SEI Quick Poll: Nonprofits Focused on Investment Management Model and Defining Fiduciary Responsibilities
OAKS, Pa., July 7, 2009 — An SEI (Nasdaq: SEIC) Quick Poll released today shows that nonprofit foundations and endowments are thoroughly evaluating their overall investment management process in response to continued market volatility. Nearly one-third (31 percent) of nonprofits currently using a consultant model for investment management said they are concerned about this approach and are looking into other options. Almost half (45 percent) of that group said they feel there should have been a higher level of proactive communication from the consultant during recent market turmoil. Nearly one-third (30 percent) of all polled said that defining investment management fiduciary responsibilities for trustees and investment consultants is a top priority.
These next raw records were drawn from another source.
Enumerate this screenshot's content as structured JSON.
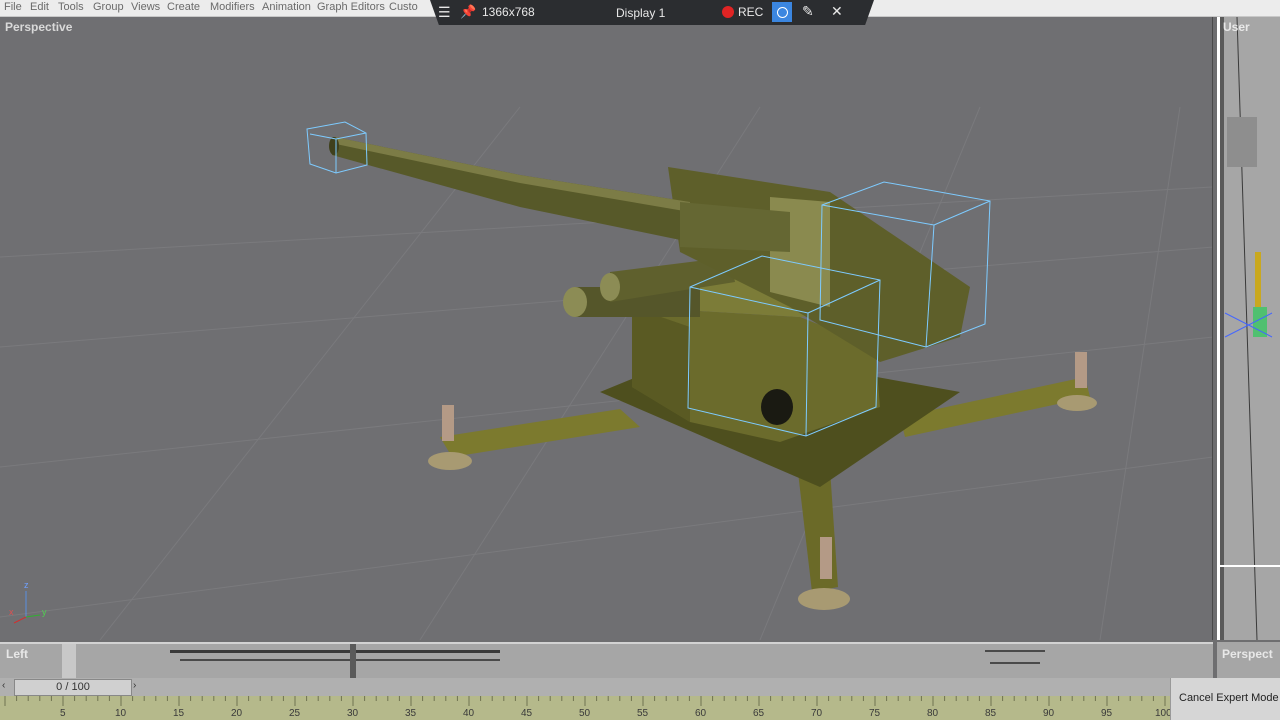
{
  "menu": [
    "File",
    "Edit",
    "Tools",
    "Group",
    "Views",
    "Create",
    "Modifiers",
    "Animation",
    "Graph Editors",
    "Custo"
  ],
  "recorder": {
    "resolution": "1366x768",
    "display": "Display 1",
    "rec_label": "REC"
  },
  "viewports": {
    "main": "Perspective",
    "top_right": "User",
    "left": "Left",
    "bottom_right": "Perspect"
  },
  "timeline": {
    "frame_counter": "0 / 100",
    "ticks": [
      "5",
      "10",
      "15",
      "20",
      "25",
      "30",
      "35",
      "40",
      "45",
      "50",
      "55",
      "60",
      "65",
      "70",
      "75",
      "80",
      "85",
      "90",
      "95",
      "100"
    ]
  },
  "expert_mode_button": "Cancel Expert Mode",
  "axis_labels": {
    "x": "x",
    "y": "y",
    "z": "z"
  },
  "colors": {
    "menu_bg": "#ececec",
    "toolbar_bg": "#2b2d30",
    "viewport_bg": "#6f6f72",
    "accent_blue": "#3b86e0",
    "rec_red": "#e02424",
    "selection_box": "#7ecbff",
    "gun_green": "#6b6b2c"
  }
}
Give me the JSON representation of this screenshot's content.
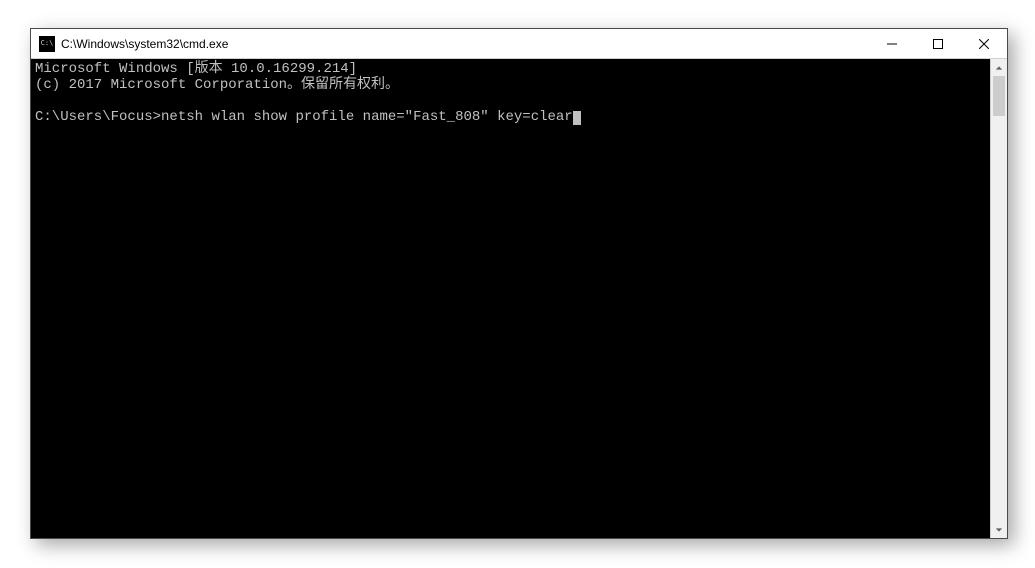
{
  "window": {
    "title": "C:\\Windows\\system32\\cmd.exe"
  },
  "terminal": {
    "line1": "Microsoft Windows [版本 10.0.16299.214]",
    "line2": "(c) 2017 Microsoft Corporation。保留所有权利。",
    "blank": "",
    "prompt": "C:\\Users\\Focus>",
    "command": "netsh wlan show profile name=\"Fast_808\" key=clear"
  }
}
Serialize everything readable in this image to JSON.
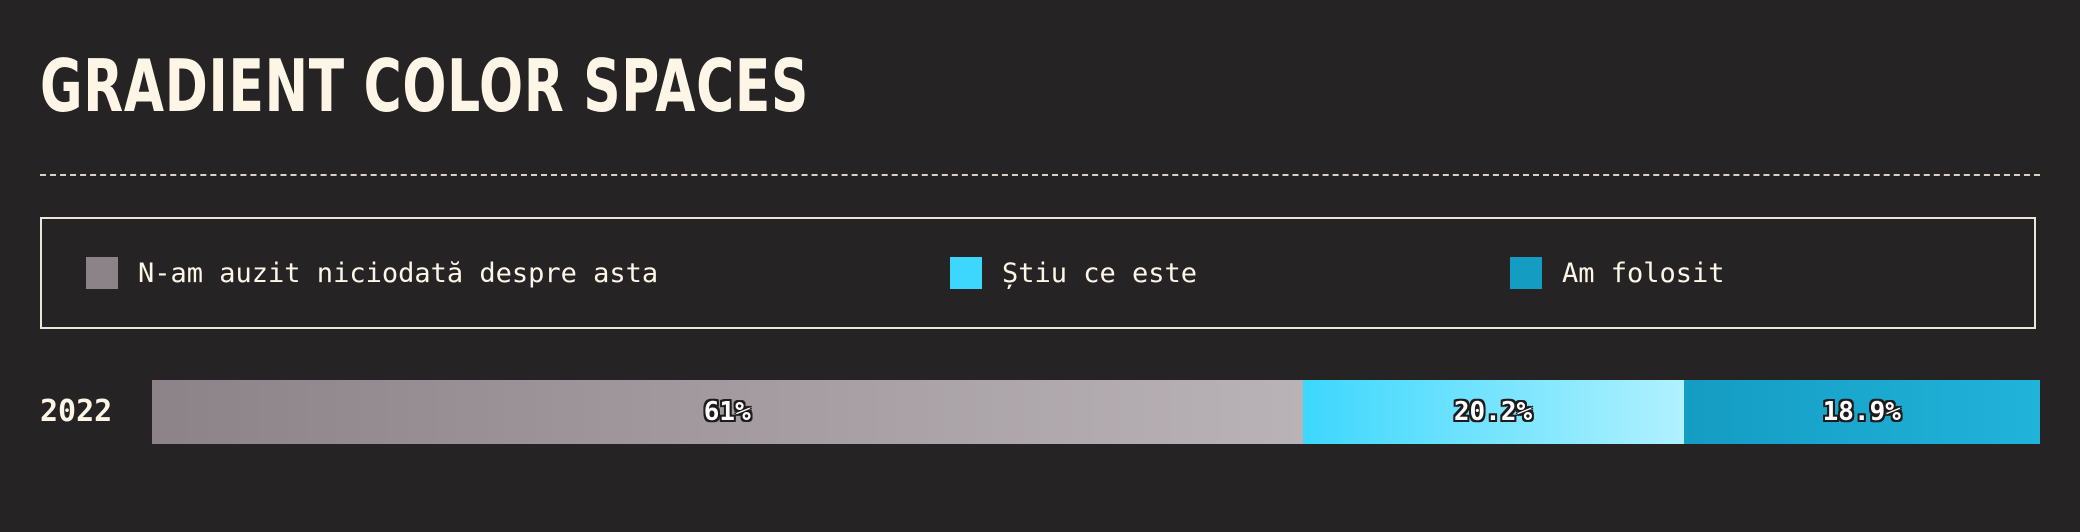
{
  "title": "GRADIENT COLOR SPACES",
  "legend": {
    "items": [
      {
        "label": "N-am auzit niciodată despre asta",
        "color": "#8c8389"
      },
      {
        "label": "Știu ce este",
        "color": "#3dd7fd"
      },
      {
        "label": "Am folosit",
        "color": "#159cc3"
      }
    ]
  },
  "chart_data": {
    "type": "bar",
    "orientation": "horizontal",
    "stacked": true,
    "normalized": true,
    "categories": [
      "2022"
    ],
    "series": [
      {
        "name": "N-am auzit niciodată despre asta",
        "values": [
          61
        ],
        "label": "61%",
        "color_start": "#8c8389",
        "color_end": "#b9b2b6"
      },
      {
        "name": "Știu ce este",
        "values": [
          20.2
        ],
        "label": "20.2%",
        "color_start": "#3dd7fd",
        "color_end": "#b0f1ff"
      },
      {
        "name": "Am folosit",
        "values": [
          18.9
        ],
        "label": "18.9%",
        "color_start": "#159cc3",
        "color_end": "#21b3da"
      }
    ],
    "xlim": [
      0,
      100.1
    ],
    "legend_position": "top"
  }
}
"For many nonprofits, the wheels came off the entire process and they are seriously considering if their current approach to investment management is the best approach moving forward," said Carolyn McLaurin, Vice President and Managing Director of SEI's Nonprofit Group. "As nonprofits determine strategies for addressing a wide range of issues, the external help they receive needs to be aligned with their efforts. Many are realizing this wasn't always the case."
The poll results highlight numerous areas of focus within investment management. Almost three-quarters (71 percent) of those polled said the organization is making asset allocation changes in response to the current economic environment. Many are decreasing allocations to US equities (56 percent), non-US equities (63 percent) and hedge funds (58 percent). Conversely, allocations are being increased towards fixed income (69 percent) and other alternatives (67 percent). In addition, 63 percent of respondents said maintaining an appropriate level of liquidity in the investment portfolio is a top priority.
Last year's market downturn significantly impacted nonprofits as more than four-fifths (81 percent) said their organization's overall invested assets decreased by at least 21 percent. Poor investment returns are impacting operational functions as nearly half (45 percent) of those polled said the economic downturn has forced the organization to choose between reducing staff and making program cuts.